2. Request for sharing on sequence with which pods entries are removed form ip tables, when grace period is specified.

I think I may have misunderstood some details shared in https://freecontent.manning.com/handling-client-requests-properly-with-kubernetes/. The document specifies that the pods entries are removed from the ip tables, in a separate asynchronous flow as part of pod shutdown. I wanted to confirm that it is accurate to assume that the steps to remove entries from the ip tables will be delayed for the duration of the pod's grace period .i.e if the pod has a grace period of 6 minutes, the pods entries in the ip table will remain for 6 minutes, post the shutdown initiation.

[aojea]

It is great to know that by design, pods are permitted to create new network connections during the grace period in shut down, as it is important for us to be able to complete tasks (add SNS notifications) that the pod has already started on, during the grace period.

AFAIK they are able to create connection until the network sandbox of the pod is removed, and that is the last thing that happens in the shutdown cycle, but sig-node people will now better

Could you please let me know if there is any kubernetes command / API that we can invoke from JAVA to verify that pod's entries are present in the ip-tables and/ or verify the pod's networking state in kubernetes.

you can exec in the kube-proxy pod or in the node and dump iptables, but that is not network healthz, there can be hundred of things that impact the network

I wanted to confirm that it is accurate to assume that the steps to remove entries from the ip tables will be delayed for the duration of the pod's grace period .i.e if the pod has a grace period of 6 minutes, the pods entries in the ip table will remain for 6 minutes, post the shutdown initiation.

nope, is just the opposite, the entries for the endpoints will be removed as soon as the pod disappears from the endpoint object, the behavior is that "existing" TCP connections to the Service are not cleared.

[nilesh-telang]

Thank you @aojea again for the clarification and the prompt response.

I think your last response clarifies the root cause of what we are observing. You have mentioned that endpoints will be removed as soon as the pod disappears from the endpoint object, the behavior is that "existing" TCP connections to the Service are not cleared.

I believe that this explains what we are observing. During the pod shutdown, I believe the pod is removed from the endpoint object. At this point the pod does not have an active TCP connection with SNS, and thus the connection with SNS is not retained. The fact that pod is removed from the end point may be the reason, that pod is unable to make further communications with SNS.
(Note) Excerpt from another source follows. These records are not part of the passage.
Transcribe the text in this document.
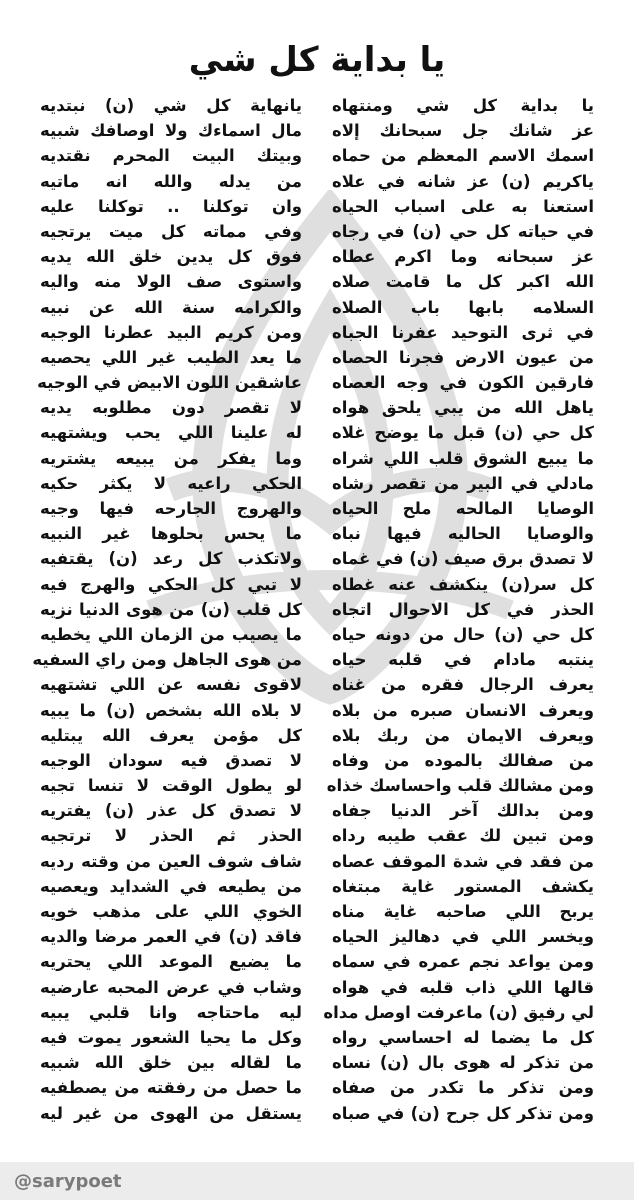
يا بداية كل شي
يا بداية كل شي ومنتهاه
عز شانك جل سبحانك إلاه
اسمك الاسم المعظم من حماه
ياكريم (ن) عز شانه في علاه
استعنا به على اسباب الحياه
في حياته كل حي (ن) في رجاه
عز سبحانه وما اكرم عطاه
الله اكبر كل ما قامت صلاه
السلامه بابها باب الصلاه
في ثرى التوحيد عفرنا الجباه
من عيون الارض فجرنا الحصاه
فارقين الكون في وجه العصاه
ياهل الله من يبي يلحق هواه
كل حي (ن) قبل ما يوضح غلاه
ما يبيع الشوق قلب اللي شراه
مادلي في البير من تقصر رشاه
الوصايا المالحه ملح الحياه
والوصايا الحاليه فيها نباه
لا تصدق برق صيف (ن) في غماه
كل سر(ن) ينكشف عنه غطاه
الحذر في كل الاحوال اتجاه
كل حي (ن) حال من دونه حياه
ينتبه مادام في قلبه حياه
يعرف الرجال فقره من غناه
ويعرف الانسان صبره من بلاه
ويعرف الايمان من ربك بلاه
من صفالك بالموده من وفاه
ومن مشالك قلب واحساسك خذاه
ومن بدالك آخر الدنيا جفاه
ومن تبين لك عقب طيبه رداه
من فقد في شدة الموقف عصاه
يكشف المستور غاية مبتغاه
يربح اللي صاحبه غاية مناه
ويخسر اللي في دهاليز الحياه
ومن يواعد نجم عمره في سماه
قالها اللي ذاب قلبه في هواه
لي رفيق (ن) ماعرفت اوصل مداه
كل ما يضما له احساسي رواه
من تذكر له هوى بال (ن) نساه
ومن تذكر ما تكدر من صفاه
ومن تذكر كل جرح (ن) في صباه
يانهاية كل شي (ن) نبتديه
مال اسماءك ولا اوصافك شبيه
وبيتك البيت المحرم نقتديه
من يدله والله انه ماتيه
وان توكلنا .. توكلنا عليه
وفي مماته كل ميت يرتجيه
فوق كل يدين خلق الله يديه
واستوى صف الولا منه واليه
والكرامه سنة الله عن نبيه
ومن كريم البيد عطرنا الوجيه
ما يعد الطيب غير اللي يحصيه
عاشقين اللون الابيض في الوجيه
لا تقصر دون مطلوبه يديه
له علينا اللي يحب ويشتهيه
وما يفكر من يبيعه يشتريه
الحكي راعيه لا يكثر حكيه
والهروج الجارحه فيها وجيه
ما يحس بحلوها غير النبيه
ولاتكذب كل رعد (ن) يقتفيه
لا تبي كل الحكي والهرج فيه
كل قلب (ن) من هوى الدنيا نزيه
ما يصيب من الزمان اللي يخطيه
من هوى الجاهل ومن راي السفيه
لاقوى نفسه عن اللي تشتهيه
لا بلاه الله بشخص (ن) ما يبيه
كل مؤمن يعرف الله يبتليه
لا تصدق فيه سودان الوجيه
لو يطول الوقت لا تنسا تجيه
لا تصدق كل عذر (ن) يفتريه
الحذر ثم الحذر لا ترتجيه
شاف شوف العين من وقته رديه
من يطيعه في الشدايد ويعصيه
الخوي اللي على مذهب خويه
فاقد (ن) في العمر مرضا والديه
ما يضيع الموعد اللي يحتريه
وشاب في عرض المحبه عارضيه
ليه ماحتاجه وانا قلبي يبيه
وكل ما يحيا الشعور يموت فيه
ما لقاله بين خلق الله شبيه
ما حصل من رفقته من يصطفيه
يستقل من الهوى من غير ليه
@sarypoet
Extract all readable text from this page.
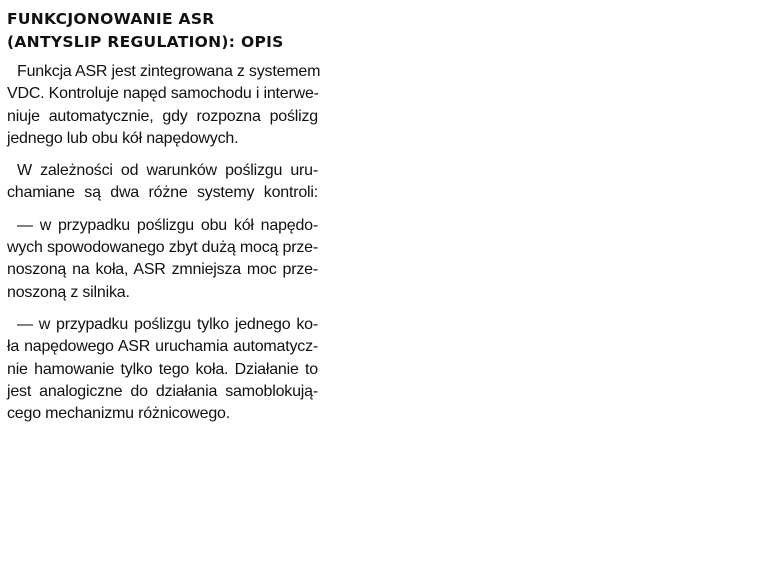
FUNKCJONOWANIE ASR
(ANTYSLIP REGULATION): OPIS

Funkcja ASR jest zintegrowana z systemem
VDC. Kontroluje napęd samochodu i interwe-
niuje automatycznie, gdy rozpozna poślizg
jednego lub obu kół napędowych.

W zależności od warunków poślizgu uru-
chamiane są dwa różne systemy kontroli:

— w przypadku poślizgu obu kół napędo-
wych spowodowanego zbyt dużą mocą prze-
noszoną na koła, ASR zmniejsza moc prze-
noszoną z silnika.

— w przypadku poślizgu tylko jednego ko-
ła napędowego ASR uruchamia automatycz-
nie hamowanie tylko tego koła. Działanie to
jest analogiczne do działania samoblokują-
cego mechanizmu różnicowego.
Retaining the connection with SNS as a keep alive TCP connection may the required route for enabling SNS connections during the shutdown phase. I have also added code to create a new SNSClient when the failure is encountered, to verify if creating a new connection via a new client addresses the issue. I will be running the tests in the coming few days and will udpate the ticket with the results. This will verify the ability to create a new SNS connection during the grace period.

[dcbw]

@nilesh-telang what CNI/network plugin are you using in the cluster?

Also, kubelet and docker logs showing the time sequence of when the container sandbox stop request begins and when it finally ends might help. There are also CRI operation timeouts that could be in play here, but kubelet and docker logs will help figure that out.

[caseydavenport]

If you're using Calico for policy with a non-Calico CNI plugin (e.g., AWS VPC CNI or Azure CNI), there was a known issue that has already been fixed in v3.17.5 and onwards which manifested similar symptoms: projectcalico/calico#4518

This might not be a Kubernetes issue.